Head of House GOP recruitment for 2020 opts not to run in 2020 - 3 minutes read
Rep. Susan Brooks (R-IN) will not seek a seek re-election next November, she announced on Friday. Beyond vacating a swing district in the northern suburbs of Indianapolis, Brooks’ decision presents another major blow to her party’s chances of regaining the majority in the House of Representatives: she was literally the person in charge of recruitment for that effort.
Brooks is one of just 13 women in the 198-member House Republican caucus. In January, she was appointed by National Republican Committee Chairman Rep.

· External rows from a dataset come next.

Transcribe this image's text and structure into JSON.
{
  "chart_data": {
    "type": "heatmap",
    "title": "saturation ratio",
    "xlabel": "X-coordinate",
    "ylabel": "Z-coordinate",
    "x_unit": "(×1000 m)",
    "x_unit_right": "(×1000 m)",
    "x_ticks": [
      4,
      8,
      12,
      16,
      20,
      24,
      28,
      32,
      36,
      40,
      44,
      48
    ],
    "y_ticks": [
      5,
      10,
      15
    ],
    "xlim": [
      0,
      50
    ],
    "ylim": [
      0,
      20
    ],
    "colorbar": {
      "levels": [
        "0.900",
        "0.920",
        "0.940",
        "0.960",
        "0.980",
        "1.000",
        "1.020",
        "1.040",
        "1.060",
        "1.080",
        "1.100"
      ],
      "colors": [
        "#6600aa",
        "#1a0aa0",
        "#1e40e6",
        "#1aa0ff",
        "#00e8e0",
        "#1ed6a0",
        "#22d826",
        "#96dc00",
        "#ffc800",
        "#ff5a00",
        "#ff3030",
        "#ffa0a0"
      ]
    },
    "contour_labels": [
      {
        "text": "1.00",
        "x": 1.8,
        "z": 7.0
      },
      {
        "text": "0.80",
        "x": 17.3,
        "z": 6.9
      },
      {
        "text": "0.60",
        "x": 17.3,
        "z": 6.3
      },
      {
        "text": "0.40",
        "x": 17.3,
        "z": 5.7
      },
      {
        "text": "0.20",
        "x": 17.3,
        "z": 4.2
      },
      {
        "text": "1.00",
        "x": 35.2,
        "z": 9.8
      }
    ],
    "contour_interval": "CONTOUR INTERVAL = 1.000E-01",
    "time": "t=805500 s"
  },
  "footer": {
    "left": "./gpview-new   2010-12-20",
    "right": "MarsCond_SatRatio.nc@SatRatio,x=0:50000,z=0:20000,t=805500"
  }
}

Tom Emmer (R-MN) to be his vice chair for recruitment.
In the months since, she has attempted to push her party to find candidates who “do a better job of looking like America, and better representing the very diverse country that we have,” and vowed a “significant” emphasis towards finding more women and people of color to run for Congress as Republicans.
Joe Donnelly carried her district, #IN05 —> https://t.co/3jslMlRzai
— J. Miles Coleman () June 14, 2019
But less than five months after agreeing to lead the effort, Brooks told USA Today that she has opted not to be one of those women.
“While it may not be time for the party, it’s time for me personally,” she told the paper in an interview published Friday. “This really is not about the party. It’s not about the politics. It’s just about, ‘How do I want to spend the next chapter of my life?'”
Brooks added in an email to supporters that she understood the optics of her move will lead to “much, MUCH, conjecture” about her decision. She told USA Today that she would understand if her party wants to replace her as recruitment head, but said she had no idea what they would do as she had not yet told them of her decision.
Brooks’s time in Congress has been marked by several examples of great hypocrisy.
She urged action last year to protect undocumented immigrants brought to the country as children, but declined to sign the discharge petition that would have brought it up for a vote. Though 23 House Republicans bucked their party’s leadership to try pass the bill, it ultimately fell just two signatures shy.
And though she publicly opposed shutting down the government to force taxpayer funding for President Donald Trump’s proposed southern border wall, she repeatedly voted against Democratic efforts to end what became the longest partial government shutdown in the nation’s history.